The precedent of the popular
It is also attractive to banks as it allows them to convert them into shares or even depreciate them if the company gets into trouble. There is a paradigmatic case used as an example in European organizations: the dissolution of Banco Popular, which was acquired by Santander for one euro in 2017. Then everyone saw their money disappear: shareholders and debtors (both the convertible contingent and the subordinated). On this occasion investors received nothing in return and taxpayer protection and financial stability prevailed.

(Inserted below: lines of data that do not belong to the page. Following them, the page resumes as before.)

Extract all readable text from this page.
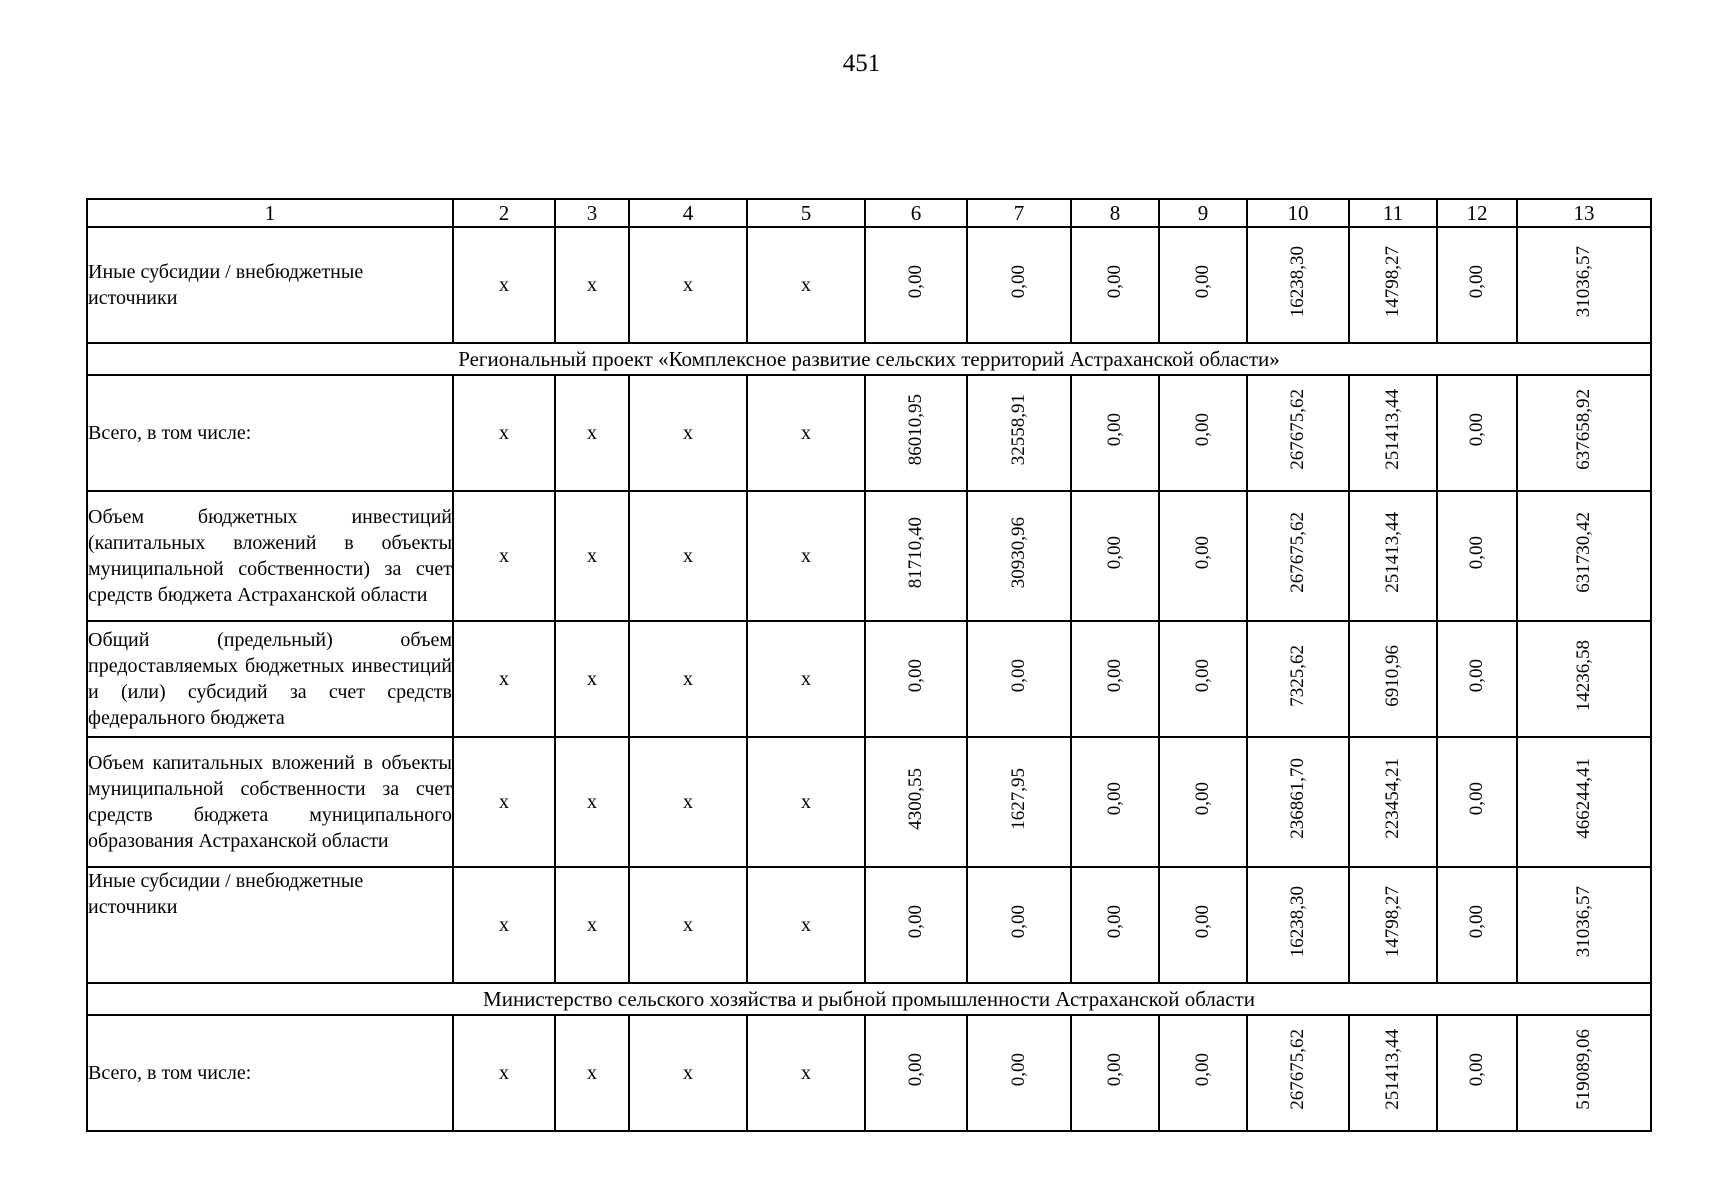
451
1	2	3	4	5	6	7	8	9	10	11	12	13
Иные субсидии / внебюджетные источники	х	х	х	х	0,00	0,00	0,00	0,00	16238,30	14798,27	0,00	31036,57
Региональный проект «Комплексное развитие сельских территорий Астраханской области»												
Всего, в том числе:	х	х	х	х	86010,95	32558,91	0,00	0,00	267675,62	251413,44	0,00	637658,92
Объем бюджетных инвестиций (капитальных вложений в объекты муниципальной собственности) за счет средств бюджета Астраханской области	х	х	х	х	81710,40	30930,96	0,00	0,00	267675,62	251413,44	0,00	631730,42
Общий (предельный) объем предоставляемых бюджетных инвестиций и (или) субсидий за счет средств федерального бюджета	х	х	х	х	0,00	0,00	0,00	0,00	7325,62	6910,96	0,00	14236,58
Объем капитальных вложений в объекты муниципальной собственности за счет средств бюджета муниципального образования Астраханской области	х	х	х	х	4300,55	1627,95	0,00	0,00	236861,70	223454,21	0,00	466244,41
Иные субсидии / внебюджетные источники	х	х	х	х	0,00	0,00	0,00	0,00	16238,30	14798,27	0,00	31036,57
Министерство сельского хозяйства и рыбной промышленности Астраханской области												
Всего, в том числе:	х	х	х	х	0,00	0,00	0,00	0,00	267675,62	251413,44	0,00	519089,06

“A greater than expected risk has emerged in coconuts. This makes financing more expensive: investors will demand more profitability from the banks for this risk and will therefore grant more expensive loans,” says Leopoldo Torralba, economist at Arcano Economic Research. In this context, future maturities will require financial groups to decide whether to issue new AT1 debt at a higher cost or to look for other ways to raise capital, which is difficult in an uncertain context like the current one.
According to JPMorgan, the need to refinance convertible bonds could pose a problem in the near term. An idea Standard & Poor’s has in abundance: “AT1 investors run the risk of suffering large losses as part of any bailout, be it as part of a formal resolution or a market solution to bail out a troubled bank.” Headwinds for a financial sector still fearing a return of stock market panic.